TBILISI, July 11 – Georgian opposition politician Aleko Elisashvili has been sentenced to 13 years in prison after being found guilty of attempting to commit a terrorist act.
Tbilisi City Court found Elisashvili guilty on Friday. The judge sentenced him to 13 years of imprisonment. The case concerns an incident inside the chancellery building of Tbilisi City Court, where court bailiff service employees stopped Elisashvili’s action before police detained him at the scene.
Elisashvili is leader of Citizen, a political party, and ran on a jount ticket with the Lelo party in the last local elections in Tbilisi. He was charged with attempting to commit a terrorist act. Earlier reporting on the case said prosecutors accused him of trying to set fire to the court building after an incident there on November 29, 2025. His defense has argued that the act should not have been treated as terrorism.

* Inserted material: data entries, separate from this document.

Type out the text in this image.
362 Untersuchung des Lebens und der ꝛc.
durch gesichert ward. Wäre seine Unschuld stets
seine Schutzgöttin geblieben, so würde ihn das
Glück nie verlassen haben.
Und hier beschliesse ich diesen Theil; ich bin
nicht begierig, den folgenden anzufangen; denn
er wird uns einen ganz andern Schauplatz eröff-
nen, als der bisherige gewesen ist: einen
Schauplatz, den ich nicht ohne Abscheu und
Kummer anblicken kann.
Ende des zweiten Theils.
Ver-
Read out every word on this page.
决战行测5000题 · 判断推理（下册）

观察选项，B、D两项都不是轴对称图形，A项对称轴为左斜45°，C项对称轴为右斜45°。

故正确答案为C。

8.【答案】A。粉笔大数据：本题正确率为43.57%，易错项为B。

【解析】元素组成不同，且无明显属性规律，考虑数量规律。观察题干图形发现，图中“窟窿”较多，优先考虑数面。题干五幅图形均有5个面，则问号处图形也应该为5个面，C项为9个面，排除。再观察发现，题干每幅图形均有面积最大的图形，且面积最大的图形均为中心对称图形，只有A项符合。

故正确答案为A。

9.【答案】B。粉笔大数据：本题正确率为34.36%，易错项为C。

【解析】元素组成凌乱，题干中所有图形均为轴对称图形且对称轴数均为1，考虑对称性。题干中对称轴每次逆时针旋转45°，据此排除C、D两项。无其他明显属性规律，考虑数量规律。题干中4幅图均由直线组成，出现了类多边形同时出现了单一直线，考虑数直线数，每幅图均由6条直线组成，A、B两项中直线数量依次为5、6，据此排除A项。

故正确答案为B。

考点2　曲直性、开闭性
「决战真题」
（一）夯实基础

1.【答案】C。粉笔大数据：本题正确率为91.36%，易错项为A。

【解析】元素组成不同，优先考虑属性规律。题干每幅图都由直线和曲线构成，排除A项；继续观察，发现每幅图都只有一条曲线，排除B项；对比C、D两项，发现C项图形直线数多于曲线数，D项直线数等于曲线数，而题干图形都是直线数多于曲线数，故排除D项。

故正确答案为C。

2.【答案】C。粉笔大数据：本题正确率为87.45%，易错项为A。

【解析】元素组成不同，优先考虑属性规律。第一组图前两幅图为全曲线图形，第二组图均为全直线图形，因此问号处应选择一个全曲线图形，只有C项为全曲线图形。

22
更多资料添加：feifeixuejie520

The verdict released a flood of criticism. His lawyer, Giorgi Rekhviashvili, said the ruling was unfounded and would be appealed. He argued that even if attempted terrorism had been proven, 13 years was too severe, because such a sentence could be imposed in a case of a completed terrorist attack. Rekhviashvili said there was no direct or indirect evidence proving attempted terrorism, and that the judge ignored defense evidence, including an expert finding that the fire could not have caused 25 million GEL in damage. He said the case would be taken through all national appeal stages and then to the European Court of Human Rights.
Strong Georgia-Lelo called Elisashvili a political prisoner and said the sentence showed that Georgia’s courts were being used as a tool of political revenge. The coalition said it was especially alarming that Elisashvili was being presented as a terrorist when, in its view, the terrorism charge was not supported by credible evidence.
Several Lelo figures gave similar reactions. Ketevan Turazashvili said the case involved 320 GEL in damage, no victims and no injured person, and argued that such a case could not be treated as terrorism. Salome Samadashvili described the 13-year sentence as an act of revenge and intimidation. Grigol Gegelia said the charge had been reclassified after political statements by senior government figures.
Former president Salome Zourabichvili also criticized the verdict. In a Facebook post, she said she did not know what kind of scenario had been built around Elisashvili, but said the 13-year sentence had nothing to do with justice.
Elisashvili’s wife, Irina Kilosanidze, told PalitraNews that the sentence was harsh but expected. She said Elisashvili was optimistic and had sent a message saying the authorities would try to punish him severely, but that he would eventually be released. She also said some politicians had been made hesitant by the terrorism charge, but that a more active response from them would not have changed the court’s decision.
The ruling party side defended the state’s response. Tbilisi Mayor Kakha Kaladze said freedom of speech and expression is protected in Georgia, and that citizens may express their views and hold rallies, but only within the law. When people go beyond the law, state bodies will respond, he said. Kaladze also said he did not expect ALDE, the European liberal alliance linked to Lelo, to distance itself from Lelo over Elisashvili’s case.
Parliament Speaker Shalva Papuashvili went further. After the verdict, he called on ALDE either to make Lelo distance itself from terrorism or expel the party from its ranks. In another statement on Saturday, he accused opposition figures of justifying an attempted terrorist act by political motives, saying this reflected a wider extremist mindset.
EU Ambassador Pawel Herczynski avoided commenting directly on the verdict, saying it was a matter for the court system. But he added that the EU stands for freedom of assembly, speech and expression, which he called fundamental principles for any country seeking to join the European Union.